Green Weenie, size 12
. Humans might not like Green Weenies, but trout gobble 'em up. With just a few turns of fine chartreuse chenille around a hook shank, this fly imitates the green caddis larvae found in so many Eastern and Western streams.

Soft-hackles, sizes 14-18
. I don't fish many traditional, feather-winged wet flies, but I'm extremely fond of soft-hackled wets like the Partridge and Orange, Grouse and Green, and the March Brown Spider. Tied sparsely, they provide impressionistic imitations of many emerging caddisfly and mayfly species.

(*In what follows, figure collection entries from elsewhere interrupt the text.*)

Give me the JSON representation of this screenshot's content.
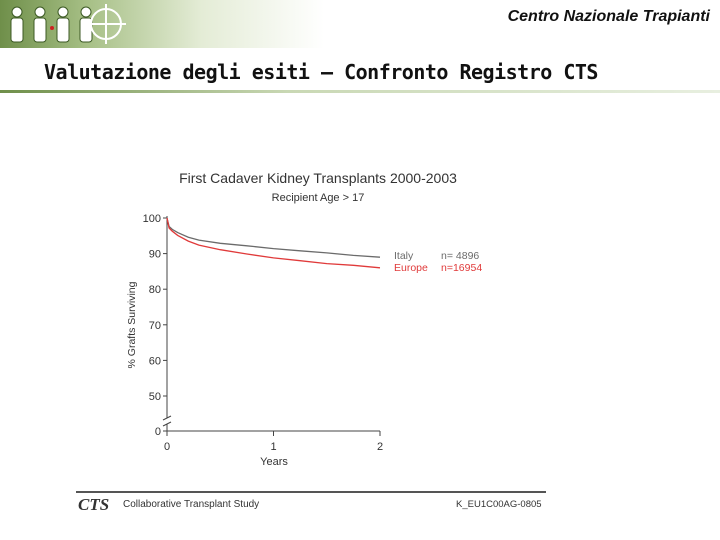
{
  "header": {
    "organization": "Centro Nazionale Trapianti",
    "slide_title": "Valutazione degli esiti – Confronto Registro CTS"
  },
  "footer": {
    "logo_text": "CTS",
    "study_name": "Collaborative Transplant Study",
    "doc_code": "K_EU1C00AG-0805"
  },
  "colors": {
    "italy": "#6b6b6b",
    "europe": "#e03a3a",
    "axis": "#444444"
  },
  "chart_data": {
    "type": "line",
    "title": "First Cadaver Kidney Transplants 2000-2003",
    "subtitle": "Recipient Age > 17",
    "xlabel": "Years",
    "ylabel": "% Grafts Surviving",
    "x_ticks": [
      "0",
      "1",
      "2"
    ],
    "y_ticks": [
      "100",
      "90",
      "80",
      "70",
      "60",
      "50",
      "0"
    ],
    "y_break": "axis break between 0 and 50",
    "xlim": [
      0,
      2
    ],
    "ylim": [
      45,
      100
    ],
    "series": [
      {
        "name": "Italy",
        "n_label": "n=  4896",
        "color_key": "italy",
        "x": [
          0,
          0.02,
          0.05,
          0.1,
          0.2,
          0.3,
          0.5,
          0.75,
          1.0,
          1.25,
          1.5,
          1.75,
          2.0
        ],
        "y": [
          100,
          97.6,
          96.8,
          95.9,
          94.6,
          93.8,
          92.9,
          92.2,
          91.4,
          90.8,
          90.2,
          89.5,
          89.0
        ]
      },
      {
        "name": "Europe",
        "n_label": "n=16954",
        "color_key": "europe",
        "x": [
          0,
          0.02,
          0.05,
          0.1,
          0.2,
          0.3,
          0.5,
          0.75,
          1.0,
          1.25,
          1.5,
          1.75,
          2.0
        ],
        "y": [
          100,
          97.2,
          96.3,
          95.1,
          93.5,
          92.4,
          91.1,
          89.9,
          88.8,
          88.0,
          87.2,
          86.7,
          86.0
        ]
      }
    ]
  }
}
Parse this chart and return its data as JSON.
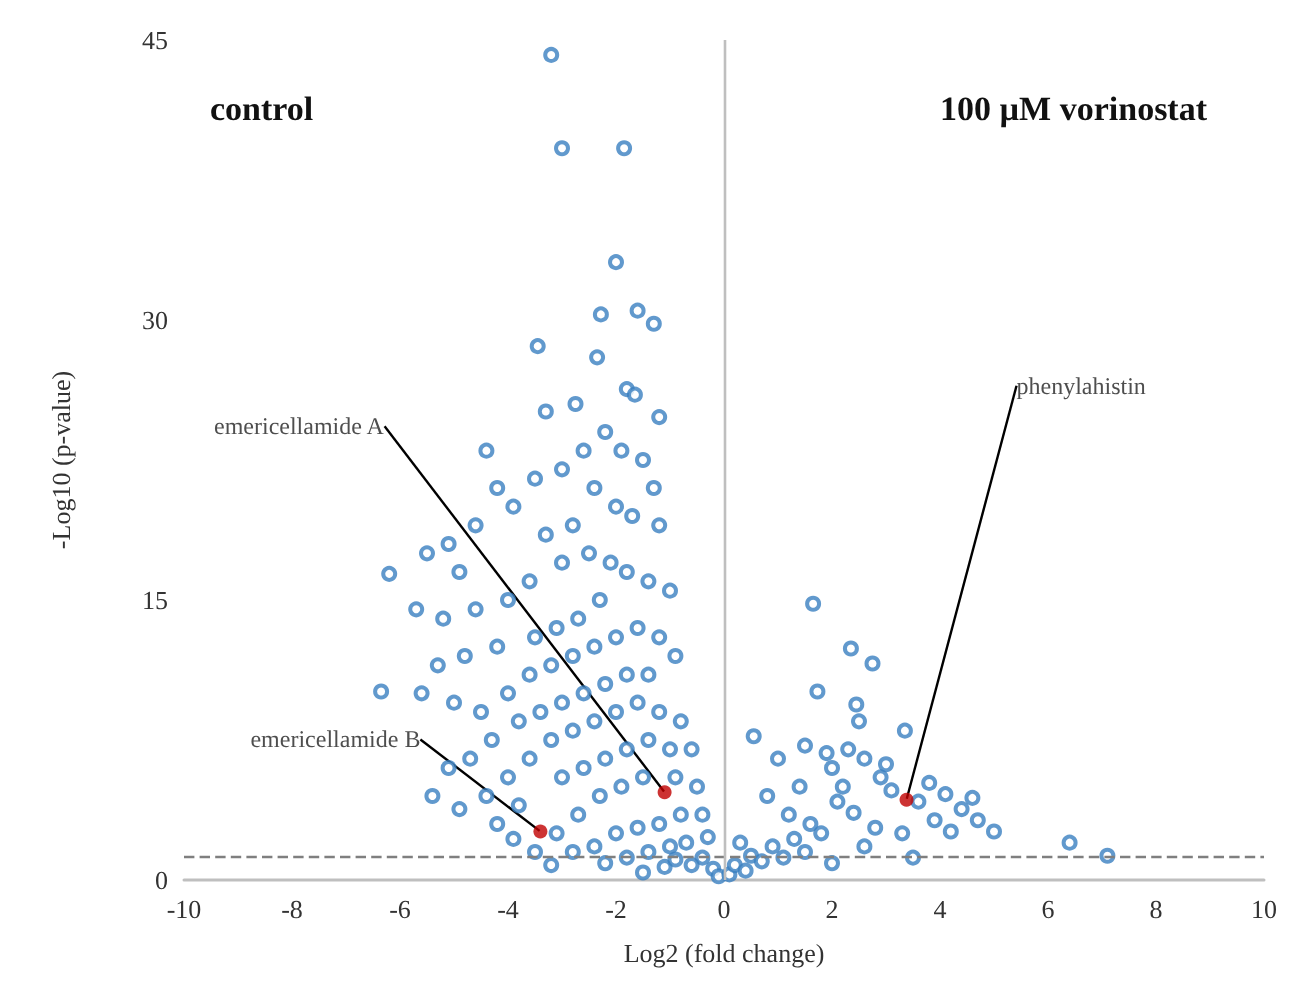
{
  "chart_data": {
    "type": "scatter",
    "xlabel": "Log2 (fold change)",
    "ylabel": "-Log10 (p-value)",
    "xlim": [
      -10,
      10
    ],
    "xticks": [
      -10,
      -8,
      -6,
      -4,
      -2,
      0,
      2,
      4,
      6,
      8,
      10
    ],
    "ylim": [
      0,
      45
    ],
    "yticks": [
      0,
      15,
      30,
      45
    ],
    "grid": false,
    "marker": "circle",
    "series": [
      {
        "color": "#3a7fc0",
        "x": [
          -3.2,
          -3.0,
          -1.85,
          -2.0,
          -2.28,
          -1.6,
          -1.3,
          -3.45,
          -2.35,
          -1.8,
          -1.65,
          -3.3,
          -2.75,
          -1.2,
          -4.4,
          -4.2,
          -3.9,
          -3.5,
          -3.0,
          -2.6,
          -2.2,
          -1.9,
          -1.5,
          -1.3,
          -2.4,
          -2.0,
          -1.7,
          -1.2,
          -2.8,
          -3.3,
          -4.6,
          -5.1,
          -5.5,
          -4.9,
          -6.2,
          -5.7,
          -5.2,
          -4.6,
          -4.0,
          -3.6,
          -3.0,
          -2.5,
          -2.1,
          -1.8,
          -1.4,
          -1.0,
          -2.3,
          -2.7,
          -3.1,
          -3.5,
          -4.2,
          -4.8,
          -5.3,
          -6.35,
          -5.6,
          -5.0,
          -4.5,
          -4.0,
          -3.6,
          -3.2,
          -2.8,
          -2.4,
          -2.0,
          -1.6,
          -1.2,
          -0.9,
          -1.4,
          -1.8,
          -2.2,
          -2.6,
          -3.0,
          -3.4,
          -3.8,
          -4.3,
          -4.7,
          -5.1,
          -5.4,
          -4.9,
          -4.4,
          -4.0,
          -3.6,
          -3.2,
          -2.8,
          -2.4,
          -2.0,
          -1.6,
          -1.2,
          -0.8,
          -0.6,
          -1.0,
          -1.4,
          -1.8,
          -2.2,
          -2.6,
          -3.0,
          -3.8,
          -4.2,
          -3.9,
          -3.5,
          -3.1,
          -2.7,
          -2.3,
          -1.9,
          -1.5,
          -0.9,
          -0.5,
          -0.4,
          -0.8,
          -1.2,
          -1.6,
          -2.0,
          -2.4,
          -2.8,
          -3.2,
          -1.8,
          -1.4,
          -1.0,
          -0.7,
          -0.4,
          -0.2,
          -0.1,
          -0.6,
          -1.1,
          -2.2,
          -0.3,
          -1.5,
          -0.9,
          0.1,
          0.2,
          0.4,
          0.5,
          0.7,
          0.9,
          1.1,
          1.3,
          1.5,
          1.6,
          1.8,
          1.65,
          2.35,
          2.75,
          1.73,
          2.45,
          2.5,
          0.55,
          3.35,
          2.0,
          2.2,
          2.6,
          2.9,
          3.1,
          3.6,
          3.8,
          4.1,
          4.4,
          4.7,
          5.0,
          4.2,
          3.9,
          3.3,
          2.8,
          2.4,
          2.1,
          1.4,
          1.0,
          0.8,
          1.2,
          0.3,
          2.6,
          3.5,
          6.4,
          7.1,
          2.0,
          1.9,
          3.0,
          4.6,
          1.5,
          2.3
        ],
        "values": [
          44.2,
          39.2,
          39.2,
          33.1,
          30.3,
          30.5,
          29.8,
          28.6,
          28.0,
          26.3,
          26.0,
          25.1,
          25.5,
          24.8,
          23.0,
          21.0,
          20.0,
          21.5,
          22.0,
          23.0,
          24.0,
          23.0,
          22.5,
          21.0,
          21.0,
          20.0,
          19.5,
          19.0,
          19.0,
          18.5,
          19.0,
          18.0,
          17.5,
          16.5,
          16.4,
          14.5,
          14.0,
          14.5,
          15.0,
          16.0,
          17.0,
          17.5,
          17.0,
          16.5,
          16.0,
          15.5,
          15.0,
          14.0,
          13.5,
          13.0,
          12.5,
          12.0,
          11.5,
          10.1,
          10.0,
          9.5,
          9.0,
          10.0,
          11.0,
          11.5,
          12.0,
          12.5,
          13.0,
          13.5,
          13.0,
          12.0,
          11.0,
          11.0,
          10.5,
          10.0,
          9.5,
          9.0,
          8.5,
          7.5,
          6.5,
          6.0,
          4.5,
          3.8,
          4.5,
          5.5,
          6.5,
          7.5,
          8.0,
          8.5,
          9.0,
          9.5,
          9.0,
          8.5,
          7.0,
          7.0,
          7.5,
          7.0,
          6.5,
          6.0,
          5.5,
          4.0,
          3.0,
          2.2,
          1.5,
          2.5,
          3.5,
          4.5,
          5.0,
          5.5,
          5.5,
          5.0,
          3.5,
          3.5,
          3.0,
          2.8,
          2.5,
          1.8,
          1.5,
          0.8,
          1.2,
          1.5,
          1.8,
          2.0,
          1.2,
          0.6,
          0.2,
          0.8,
          0.7,
          0.9,
          2.3,
          0.4,
          1.1,
          0.3,
          0.8,
          0.5,
          1.3,
          1.0,
          1.8,
          1.2,
          2.2,
          1.5,
          3.0,
          2.5,
          14.8,
          12.4,
          11.6,
          10.1,
          9.4,
          8.5,
          7.7,
          8.0,
          6.0,
          5.0,
          6.5,
          5.5,
          4.8,
          4.2,
          5.2,
          4.6,
          3.8,
          3.2,
          2.6,
          2.6,
          3.2,
          2.5,
          2.8,
          3.6,
          4.2,
          5.0,
          6.5,
          4.5,
          3.5,
          2.0,
          1.8,
          1.2,
          2.0,
          1.3,
          0.9,
          6.8,
          6.2,
          4.4,
          7.2,
          7.0
        ]
      },
      {
        "color": "#c00000",
        "x": [
          -1.1,
          -3.4,
          3.38
        ],
        "values": [
          4.7,
          2.6,
          4.3
        ]
      }
    ],
    "ref_lines": [
      {
        "axis": "y",
        "value": 1.3,
        "line_style": "dashed",
        "color": "#7f7f7f"
      },
      {
        "axis": "x",
        "value": 0,
        "line_style": "solid",
        "color": "#bfbfbf"
      }
    ],
    "annotations": [
      "control",
      "100 µM vorinostat",
      {
        "text": "emericellamide A",
        "x": -1.1,
        "y": 4.7
      },
      {
        "text": "emericellamide B",
        "x": -3.4,
        "y": 2.6
      },
      {
        "text": "phenylahistin",
        "x": 3.38,
        "y": 4.3
      }
    ]
  }
}
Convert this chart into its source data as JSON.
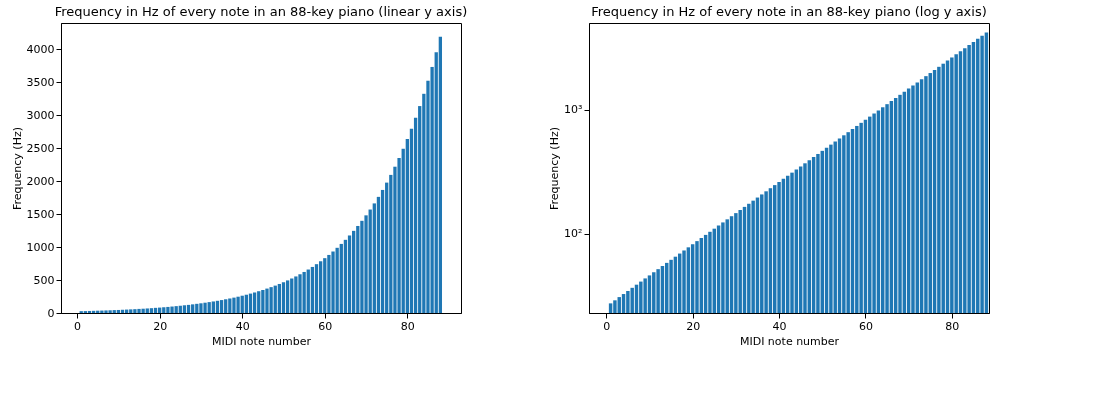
{
  "chart_data": [
    {
      "type": "bar",
      "title": "Frequency in Hz of every note in an 88-key piano (linear y axis)",
      "xlabel": "MIDI note number",
      "ylabel": "Frequency (Hz)",
      "x": [
        1,
        2,
        3,
        4,
        5,
        6,
        7,
        8,
        9,
        10,
        11,
        12,
        13,
        14,
        15,
        16,
        17,
        18,
        19,
        20,
        21,
        22,
        23,
        24,
        25,
        26,
        27,
        28,
        29,
        30,
        31,
        32,
        33,
        34,
        35,
        36,
        37,
        38,
        39,
        40,
        41,
        42,
        43,
        44,
        45,
        46,
        47,
        48,
        49,
        50,
        51,
        52,
        53,
        54,
        55,
        56,
        57,
        58,
        59,
        60,
        61,
        62,
        63,
        64,
        65,
        66,
        67,
        68,
        69,
        70,
        71,
        72,
        73,
        74,
        75,
        76,
        77,
        78,
        79,
        80,
        81,
        82,
        83,
        84,
        85,
        86,
        87,
        88
      ],
      "values": [
        28,
        29,
        31,
        33,
        35,
        37,
        39,
        41,
        44,
        46,
        49,
        52,
        55,
        58,
        62,
        65,
        69,
        73,
        78,
        82,
        87,
        92,
        98,
        104,
        110,
        117,
        123,
        131,
        139,
        147,
        156,
        165,
        175,
        185,
        196,
        208,
        220,
        233,
        247,
        262,
        277,
        294,
        311,
        330,
        349,
        370,
        392,
        415,
        440,
        466,
        494,
        523,
        554,
        587,
        622,
        659,
        698,
        740,
        784,
        831,
        880,
        932,
        988,
        1047,
        1109,
        1175,
        1245,
        1319,
        1397,
        1480,
        1568,
        1661,
        1760,
        1865,
        1976,
        2093,
        2217,
        2349,
        2489,
        2637,
        2794,
        2960,
        3136,
        3322,
        3520,
        3729,
        3951,
        4186
      ],
      "color": "#1f77b4",
      "xlim": [
        -3.9,
        93.0
      ],
      "xticks": [
        0,
        20,
        40,
        60,
        80
      ],
      "ylim": [
        0,
        4395
      ],
      "yticks": [
        0,
        500,
        1000,
        1500,
        2000,
        2500,
        3000,
        3500,
        4000
      ],
      "grid": false
    },
    {
      "type": "bar",
      "title": "Frequency in Hz of every note in an 88-key piano (log y axis)",
      "xlabel": "MIDI note number",
      "ylabel": "Frequency (Hz)",
      "x": [
        1,
        2,
        3,
        4,
        5,
        6,
        7,
        8,
        9,
        10,
        11,
        12,
        13,
        14,
        15,
        16,
        17,
        18,
        19,
        20,
        21,
        22,
        23,
        24,
        25,
        26,
        27,
        28,
        29,
        30,
        31,
        32,
        33,
        34,
        35,
        36,
        37,
        38,
        39,
        40,
        41,
        42,
        43,
        44,
        45,
        46,
        47,
        48,
        49,
        50,
        51,
        52,
        53,
        54,
        55,
        56,
        57,
        58,
        59,
        60,
        61,
        62,
        63,
        64,
        65,
        66,
        67,
        68,
        69,
        70,
        71,
        72,
        73,
        74,
        75,
        76,
        77,
        78,
        79,
        80,
        81,
        82,
        83,
        84,
        85,
        86,
        87,
        88
      ],
      "values": [
        27.5,
        29.1,
        30.9,
        32.7,
        34.6,
        36.7,
        38.9,
        41.2,
        43.7,
        46.2,
        49.0,
        51.9,
        55.0,
        58.3,
        61.7,
        65.4,
        69.3,
        73.4,
        77.8,
        82.4,
        87.3,
        92.5,
        98.0,
        103.8,
        110.0,
        116.5,
        123.5,
        130.8,
        138.6,
        146.8,
        155.6,
        164.8,
        174.6,
        185.0,
        196.0,
        207.7,
        220.0,
        233.1,
        246.9,
        261.6,
        277.2,
        293.7,
        311.1,
        329.6,
        349.2,
        370.0,
        392.0,
        415.3,
        440.0,
        466.2,
        493.9,
        523.3,
        554.4,
        587.3,
        622.3,
        659.3,
        698.5,
        740.0,
        784.0,
        830.6,
        880.0,
        932.3,
        987.8,
        1046.5,
        1108.7,
        1174.7,
        1244.5,
        1318.5,
        1396.9,
        1480.0,
        1568.0,
        1661.2,
        1760.0,
        1864.7,
        1975.5,
        2093.0,
        2217.5,
        2349.3,
        2489.0,
        2637.0,
        2793.8,
        2960.0,
        3136.0,
        3322.4,
        3520.0,
        3729.3,
        3951.1,
        4186.0
      ],
      "color": "#1f77b4",
      "xlim": [
        -4.0,
        88.6
      ],
      "xticks": [
        0,
        20,
        40,
        60,
        80
      ],
      "log": true,
      "ylim": [
        23,
        5000
      ],
      "yticks": [
        {
          "value": 100,
          "label": "10²"
        },
        {
          "value": 1000,
          "label": "10³"
        }
      ],
      "grid": false
    }
  ]
}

They can be fished deep, in the surface film, or anywhere in the middle.

San Juan Worm, size 10
. In red, pink, or tan, size 10 San Juans are the secret weapons I pull out when nothing else seems to work. Dead-drifted in swift or calm water, they often come through. Glo-Bugs, sizes 10-12. Especially deadly on stocked trout, Glo-Bugs are every bit as effective as the yellow, red, and pink salmon eggs they imitate. They don't stink, either. A skilled tyer can crank out two dozen an hour.

Bitch Creek, sizes 4-8
. With its black chenille body, orange chenille thorax, and white rubber legs, the Bitch Creek imitates several species of big, dark stonefly nymphs. The naturals lack those wiggly white legs, but the trout don't seem to mind.

Heartwell's Hellgrammite, sizes 2-8
. This is the trout-catchingest hellgrammite pattern I've ever encountered. The trout it catches aren't small, either. Twenty to 30 wraps of 1-amp lead fuse wire gets this fly down to where the big ones lurk.